Less common and easily avoided side effects of teeth whitening gels include stomach irritation and nausea from swallowing the gel. Limiting the amount you use and simply avoiding drinking and eating while whitening will prevent this. Unfortunately, tooth sensitivity is somewhat harder to avoid for people susceptible to it.
Why Does Teeth Whitening Cause Increased Tooth Sensitivity?
Whitening gels that use peroxide to bleach the enamel of your teeth can also open up pores in the structure of your teeth, exposing the inner dentin layer to your foods and drink. Dentin is made up of tiny tubes called dentinal tubules, and peroxide causes a chemical reaction that opens up these tubes. This is what exposes the root nerve of your tooth to external temperature influences. Even cold winter air can cause painful sensitivity if you suffer from this side effect. The pain will pass as the tooth nerve and dentin warm or cool back towards body temperature, but the discomfort can be a great annoyance until then.
If you know you already suffer from sensitive teeth, use a good restorative toothpaste to improve the structure of your teeth and reduce sensitivity before beginning an at home whitening treatment. Consider using a whitening gel with a reduced concentration of peroxide to try to avoid the sensitivity side effect altogether, but be aware this will require more sessions to whiten your teeth.
Once you’ve gotten the whitening results you wanted to achieve and you discontinue use of the bleaching gel, the increased sensitivity will diminish and eventually cease. If the increased dental sensitivity doesn’t fade away quickly enough for you, simply begin using a restorative toothpaste that contains fluoride and NovaMin daily to lessen your tooth sensitivity. You’ll be able to once again eat and drink what you like without experiencing discomfort. Just keep in mind that you should avoid heavily pigmented foods to keep from staining your teeth once again, and follow up on the whitening gel treatment with a good whitening toothpaste to keep your new, improved smile looking great.

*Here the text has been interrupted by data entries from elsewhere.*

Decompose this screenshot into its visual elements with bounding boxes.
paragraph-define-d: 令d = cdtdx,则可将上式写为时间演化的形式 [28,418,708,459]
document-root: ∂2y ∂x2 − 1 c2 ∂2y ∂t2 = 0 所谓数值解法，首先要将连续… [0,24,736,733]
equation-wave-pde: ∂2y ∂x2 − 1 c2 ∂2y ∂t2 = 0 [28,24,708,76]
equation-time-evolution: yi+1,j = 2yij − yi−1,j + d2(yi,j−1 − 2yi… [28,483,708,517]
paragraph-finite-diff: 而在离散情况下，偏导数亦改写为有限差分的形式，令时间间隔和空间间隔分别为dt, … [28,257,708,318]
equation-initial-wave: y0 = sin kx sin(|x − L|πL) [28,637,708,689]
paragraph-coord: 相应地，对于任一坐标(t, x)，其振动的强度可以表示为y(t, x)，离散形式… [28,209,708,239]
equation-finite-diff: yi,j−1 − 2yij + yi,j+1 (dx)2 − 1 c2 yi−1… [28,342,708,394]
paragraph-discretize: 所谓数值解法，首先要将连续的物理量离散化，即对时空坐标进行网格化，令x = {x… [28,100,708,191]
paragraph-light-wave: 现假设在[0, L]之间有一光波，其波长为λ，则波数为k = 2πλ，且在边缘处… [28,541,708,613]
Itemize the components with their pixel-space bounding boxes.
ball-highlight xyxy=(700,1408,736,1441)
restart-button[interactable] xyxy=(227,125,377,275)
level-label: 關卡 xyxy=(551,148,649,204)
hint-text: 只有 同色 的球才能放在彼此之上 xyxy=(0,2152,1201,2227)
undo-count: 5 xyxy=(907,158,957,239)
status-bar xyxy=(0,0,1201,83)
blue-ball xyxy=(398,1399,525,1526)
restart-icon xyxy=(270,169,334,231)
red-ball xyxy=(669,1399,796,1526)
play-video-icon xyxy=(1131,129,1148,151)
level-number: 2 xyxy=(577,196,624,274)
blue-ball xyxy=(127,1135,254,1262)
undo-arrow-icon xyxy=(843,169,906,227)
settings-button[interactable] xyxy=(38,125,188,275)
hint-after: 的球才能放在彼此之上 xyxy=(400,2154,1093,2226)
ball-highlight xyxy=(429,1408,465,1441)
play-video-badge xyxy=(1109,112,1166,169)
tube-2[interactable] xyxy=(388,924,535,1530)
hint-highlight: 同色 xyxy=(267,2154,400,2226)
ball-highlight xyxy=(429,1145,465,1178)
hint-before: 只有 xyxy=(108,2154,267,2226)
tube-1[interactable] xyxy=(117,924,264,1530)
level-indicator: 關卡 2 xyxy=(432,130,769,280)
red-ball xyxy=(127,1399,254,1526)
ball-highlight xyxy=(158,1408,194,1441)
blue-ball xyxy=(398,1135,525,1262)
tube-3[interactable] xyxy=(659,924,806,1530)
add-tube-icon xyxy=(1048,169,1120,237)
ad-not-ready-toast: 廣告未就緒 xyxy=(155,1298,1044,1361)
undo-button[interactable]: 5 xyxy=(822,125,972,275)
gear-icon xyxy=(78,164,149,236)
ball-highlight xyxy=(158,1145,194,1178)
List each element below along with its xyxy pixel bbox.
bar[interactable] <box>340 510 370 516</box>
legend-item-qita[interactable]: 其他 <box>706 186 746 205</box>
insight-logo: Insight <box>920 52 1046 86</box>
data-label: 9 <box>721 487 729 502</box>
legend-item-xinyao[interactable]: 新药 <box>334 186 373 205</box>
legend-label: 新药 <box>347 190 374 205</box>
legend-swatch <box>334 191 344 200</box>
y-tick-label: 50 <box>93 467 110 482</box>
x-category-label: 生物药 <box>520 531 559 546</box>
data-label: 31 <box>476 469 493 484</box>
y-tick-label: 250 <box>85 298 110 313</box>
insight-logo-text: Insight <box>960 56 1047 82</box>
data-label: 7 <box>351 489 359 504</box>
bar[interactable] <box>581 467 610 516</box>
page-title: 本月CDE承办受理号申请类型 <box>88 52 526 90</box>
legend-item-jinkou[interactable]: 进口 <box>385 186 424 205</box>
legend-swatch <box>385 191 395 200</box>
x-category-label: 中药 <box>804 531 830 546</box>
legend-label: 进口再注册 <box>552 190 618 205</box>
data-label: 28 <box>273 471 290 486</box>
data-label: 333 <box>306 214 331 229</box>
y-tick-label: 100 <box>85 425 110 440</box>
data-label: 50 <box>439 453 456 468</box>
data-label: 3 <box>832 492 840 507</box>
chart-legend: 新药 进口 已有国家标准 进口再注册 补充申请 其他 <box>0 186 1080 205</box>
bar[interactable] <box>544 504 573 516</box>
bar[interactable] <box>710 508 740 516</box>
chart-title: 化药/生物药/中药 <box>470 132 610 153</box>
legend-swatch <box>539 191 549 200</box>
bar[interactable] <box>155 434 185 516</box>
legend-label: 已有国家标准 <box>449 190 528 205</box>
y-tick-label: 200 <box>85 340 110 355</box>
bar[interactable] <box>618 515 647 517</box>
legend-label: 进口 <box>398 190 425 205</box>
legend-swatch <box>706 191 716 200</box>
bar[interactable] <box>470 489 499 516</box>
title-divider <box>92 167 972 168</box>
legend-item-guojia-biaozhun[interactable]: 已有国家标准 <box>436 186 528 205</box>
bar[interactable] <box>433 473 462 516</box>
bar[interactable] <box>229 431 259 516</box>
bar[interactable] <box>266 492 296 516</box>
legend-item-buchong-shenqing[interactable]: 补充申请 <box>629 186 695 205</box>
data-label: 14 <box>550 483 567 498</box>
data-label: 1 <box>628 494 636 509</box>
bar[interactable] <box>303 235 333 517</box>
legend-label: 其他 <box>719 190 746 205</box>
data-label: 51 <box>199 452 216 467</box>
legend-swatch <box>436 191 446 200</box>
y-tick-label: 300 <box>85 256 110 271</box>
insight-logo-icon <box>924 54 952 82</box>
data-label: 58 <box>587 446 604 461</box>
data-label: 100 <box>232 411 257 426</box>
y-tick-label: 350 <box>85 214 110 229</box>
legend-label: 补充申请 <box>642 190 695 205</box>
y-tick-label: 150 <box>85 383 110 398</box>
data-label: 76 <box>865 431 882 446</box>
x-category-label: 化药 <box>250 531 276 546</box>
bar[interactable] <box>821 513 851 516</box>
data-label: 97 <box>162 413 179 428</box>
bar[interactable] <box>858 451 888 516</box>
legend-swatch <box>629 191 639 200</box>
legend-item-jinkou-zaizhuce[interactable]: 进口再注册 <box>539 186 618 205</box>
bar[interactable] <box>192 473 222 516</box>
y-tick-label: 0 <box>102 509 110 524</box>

Why Does Teeth Whitening Cause Gum Irritation?
The high concentration of the powerful peroxide chemical found in teeth whitening products like gels and strips can cause painful chemical burns and irritation if the peroxide is exposed to the soft tissue of your gums. This gum irritation is usually temporary and will stop a few days after you discontinue use of the whitening gel. Always follow the directions of any whitening products you buy carefully to whiten your teeth safely and prevent side effects. The most important tip to prevent gum irritation is to make sure you only use the amount of gel specified in the directions and wipe away any excess that touches your gums. Usually all you will need is a small teardrop-sized amount per tooth.
The trays that are used with whitening gels can irritate gums all by themselves, as the over the counter versions are not individually fitted. The tray can rub up against the gums, irritating the sensitive tissue. Limiting the amount of time you wear the tray can reduce this annoyance, but it will take more sessions to whiten your teeth to your desired shade.
Different people have different reactions to the various levels of peroxide found in different whitening products. If you are concerned about the side effects of peroxide whitening, I recommend using whitening strips or gels containing a lower concentration of carbamide peroxide to avoid gum and tooth irritation. This allows you to work your way up to the concentration of peroxide you need to whiten your teeth to the level you want, without immediately purchasing the strongest peroxide product available, which is most likely to cause side effects.